Фандорин привык к причудам своего помощника и спорить не стал. Хочет — пускай остается. С точки зрения японца вассал обязан сопроводить господина к месту возвышенного празднества, а сам остаться снаружи. Это не уничижение, а совсем наоборот — самая что ни на есть спесивая гордыня. Нет более заносчивых и знающих себе цену слуг, чем японцы и англичане. С их точки зрения, всякий человек должен гордиться положением, которое занимает. Один британский батлер как-то признался Эрасту Петровичу, что ни в коем случае не поменялся бы судьбой со своим лордом. В Японии многие самураи наверняка сказали бы то же самое.

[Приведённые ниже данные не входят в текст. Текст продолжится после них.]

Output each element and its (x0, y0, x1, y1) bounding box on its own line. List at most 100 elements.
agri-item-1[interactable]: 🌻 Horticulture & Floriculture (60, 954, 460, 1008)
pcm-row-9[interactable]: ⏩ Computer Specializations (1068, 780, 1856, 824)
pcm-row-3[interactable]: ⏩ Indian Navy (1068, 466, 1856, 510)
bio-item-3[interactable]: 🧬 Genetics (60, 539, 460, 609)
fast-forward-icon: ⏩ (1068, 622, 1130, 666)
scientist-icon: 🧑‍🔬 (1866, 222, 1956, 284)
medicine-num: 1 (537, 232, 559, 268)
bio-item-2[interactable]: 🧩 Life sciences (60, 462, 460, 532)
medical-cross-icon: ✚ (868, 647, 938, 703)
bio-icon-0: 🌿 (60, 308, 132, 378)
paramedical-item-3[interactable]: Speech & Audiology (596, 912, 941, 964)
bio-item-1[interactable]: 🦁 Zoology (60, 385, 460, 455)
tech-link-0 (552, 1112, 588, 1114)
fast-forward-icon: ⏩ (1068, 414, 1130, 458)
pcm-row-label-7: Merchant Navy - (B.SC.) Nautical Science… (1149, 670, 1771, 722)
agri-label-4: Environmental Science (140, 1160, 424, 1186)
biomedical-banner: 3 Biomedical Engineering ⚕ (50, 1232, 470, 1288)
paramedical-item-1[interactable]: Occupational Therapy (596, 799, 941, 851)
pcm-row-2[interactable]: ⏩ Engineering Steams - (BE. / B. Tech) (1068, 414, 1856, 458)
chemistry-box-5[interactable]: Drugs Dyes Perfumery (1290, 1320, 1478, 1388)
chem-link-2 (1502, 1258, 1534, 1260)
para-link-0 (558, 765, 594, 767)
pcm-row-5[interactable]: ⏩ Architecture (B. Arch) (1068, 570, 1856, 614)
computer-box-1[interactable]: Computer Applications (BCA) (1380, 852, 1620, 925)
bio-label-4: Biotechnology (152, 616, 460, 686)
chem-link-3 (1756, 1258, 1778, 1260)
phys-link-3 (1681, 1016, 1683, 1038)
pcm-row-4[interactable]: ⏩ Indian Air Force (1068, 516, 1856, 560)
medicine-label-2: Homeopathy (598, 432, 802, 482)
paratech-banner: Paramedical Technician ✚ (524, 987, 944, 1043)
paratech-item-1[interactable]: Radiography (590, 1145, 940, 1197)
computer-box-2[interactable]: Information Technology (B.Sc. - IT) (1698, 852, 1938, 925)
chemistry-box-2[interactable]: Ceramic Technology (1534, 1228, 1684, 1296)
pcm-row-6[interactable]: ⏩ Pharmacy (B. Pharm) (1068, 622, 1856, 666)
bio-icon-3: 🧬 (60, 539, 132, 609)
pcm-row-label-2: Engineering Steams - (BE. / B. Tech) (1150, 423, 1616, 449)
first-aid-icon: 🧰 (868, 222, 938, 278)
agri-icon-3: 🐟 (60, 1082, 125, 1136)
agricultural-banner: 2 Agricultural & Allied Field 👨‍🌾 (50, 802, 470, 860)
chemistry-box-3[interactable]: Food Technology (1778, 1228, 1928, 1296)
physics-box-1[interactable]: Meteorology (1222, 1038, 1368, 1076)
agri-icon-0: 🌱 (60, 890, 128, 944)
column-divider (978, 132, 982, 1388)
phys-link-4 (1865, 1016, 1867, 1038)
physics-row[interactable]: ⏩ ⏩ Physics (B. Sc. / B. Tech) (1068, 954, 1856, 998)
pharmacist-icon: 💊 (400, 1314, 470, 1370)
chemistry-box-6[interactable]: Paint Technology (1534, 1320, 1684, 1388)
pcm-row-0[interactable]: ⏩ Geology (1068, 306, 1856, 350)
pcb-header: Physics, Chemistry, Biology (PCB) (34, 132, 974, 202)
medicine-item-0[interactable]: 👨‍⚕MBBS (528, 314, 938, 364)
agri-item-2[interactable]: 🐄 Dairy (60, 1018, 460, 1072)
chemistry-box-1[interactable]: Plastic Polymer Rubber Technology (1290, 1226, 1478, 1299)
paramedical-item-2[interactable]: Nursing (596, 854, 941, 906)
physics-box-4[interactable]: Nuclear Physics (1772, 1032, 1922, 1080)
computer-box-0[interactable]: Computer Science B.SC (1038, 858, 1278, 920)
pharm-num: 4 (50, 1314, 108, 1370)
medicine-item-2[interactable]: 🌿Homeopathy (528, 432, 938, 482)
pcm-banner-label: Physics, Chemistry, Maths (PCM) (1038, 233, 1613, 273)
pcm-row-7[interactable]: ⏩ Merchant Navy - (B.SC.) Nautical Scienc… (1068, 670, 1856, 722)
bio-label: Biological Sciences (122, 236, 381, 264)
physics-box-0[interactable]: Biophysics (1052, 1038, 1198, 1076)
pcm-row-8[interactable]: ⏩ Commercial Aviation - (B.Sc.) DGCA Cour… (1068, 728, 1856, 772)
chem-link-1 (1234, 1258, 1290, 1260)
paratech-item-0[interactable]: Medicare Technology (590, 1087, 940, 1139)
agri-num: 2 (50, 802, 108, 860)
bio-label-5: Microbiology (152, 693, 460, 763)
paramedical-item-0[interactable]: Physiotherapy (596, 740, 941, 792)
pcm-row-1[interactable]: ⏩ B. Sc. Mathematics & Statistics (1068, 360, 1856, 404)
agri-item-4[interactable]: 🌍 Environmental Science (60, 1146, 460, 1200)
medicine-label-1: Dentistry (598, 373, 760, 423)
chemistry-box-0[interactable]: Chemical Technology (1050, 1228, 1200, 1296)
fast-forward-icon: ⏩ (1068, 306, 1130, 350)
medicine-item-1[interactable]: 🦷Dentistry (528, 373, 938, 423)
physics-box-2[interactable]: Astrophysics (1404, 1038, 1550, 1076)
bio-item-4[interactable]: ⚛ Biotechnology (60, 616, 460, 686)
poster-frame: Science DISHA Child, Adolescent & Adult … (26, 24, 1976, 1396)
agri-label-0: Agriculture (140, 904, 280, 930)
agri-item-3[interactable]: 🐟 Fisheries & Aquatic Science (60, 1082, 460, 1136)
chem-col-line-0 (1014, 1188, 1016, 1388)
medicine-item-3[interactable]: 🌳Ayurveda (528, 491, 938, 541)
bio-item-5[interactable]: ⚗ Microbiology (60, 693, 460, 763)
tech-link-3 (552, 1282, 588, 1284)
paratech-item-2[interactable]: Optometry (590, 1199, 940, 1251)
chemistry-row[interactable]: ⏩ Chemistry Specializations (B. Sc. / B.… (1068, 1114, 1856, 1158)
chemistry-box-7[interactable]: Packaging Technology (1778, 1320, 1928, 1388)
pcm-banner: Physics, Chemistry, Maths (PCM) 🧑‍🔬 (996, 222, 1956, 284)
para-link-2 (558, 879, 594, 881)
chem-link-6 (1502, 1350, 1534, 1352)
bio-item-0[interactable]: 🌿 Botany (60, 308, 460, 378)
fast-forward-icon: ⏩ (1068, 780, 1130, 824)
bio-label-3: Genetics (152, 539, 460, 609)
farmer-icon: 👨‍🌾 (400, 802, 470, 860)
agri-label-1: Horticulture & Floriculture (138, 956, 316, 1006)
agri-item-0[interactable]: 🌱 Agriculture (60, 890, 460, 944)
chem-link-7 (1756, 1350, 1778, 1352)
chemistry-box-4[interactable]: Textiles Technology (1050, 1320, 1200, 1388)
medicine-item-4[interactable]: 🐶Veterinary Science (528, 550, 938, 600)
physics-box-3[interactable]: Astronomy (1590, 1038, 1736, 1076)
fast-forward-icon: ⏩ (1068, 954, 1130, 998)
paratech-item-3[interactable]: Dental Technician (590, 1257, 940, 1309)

— Смотри, будь вежлив со здешними г-головорезами, а то знаю я тебя, — погрозил пальцем Фандорин. — И не трогай служанок. Здесь восток, с этим строго.

Маса с достоинством отвернулся.

Дорожка сделала поворот и вывела к арке, увитой благоухающими розами.

Эраст Петрович шагнул внутрь — и замер. Перед ним зияла пустота, из которой неслись звуки музыки, смех, голоса, журчание воды.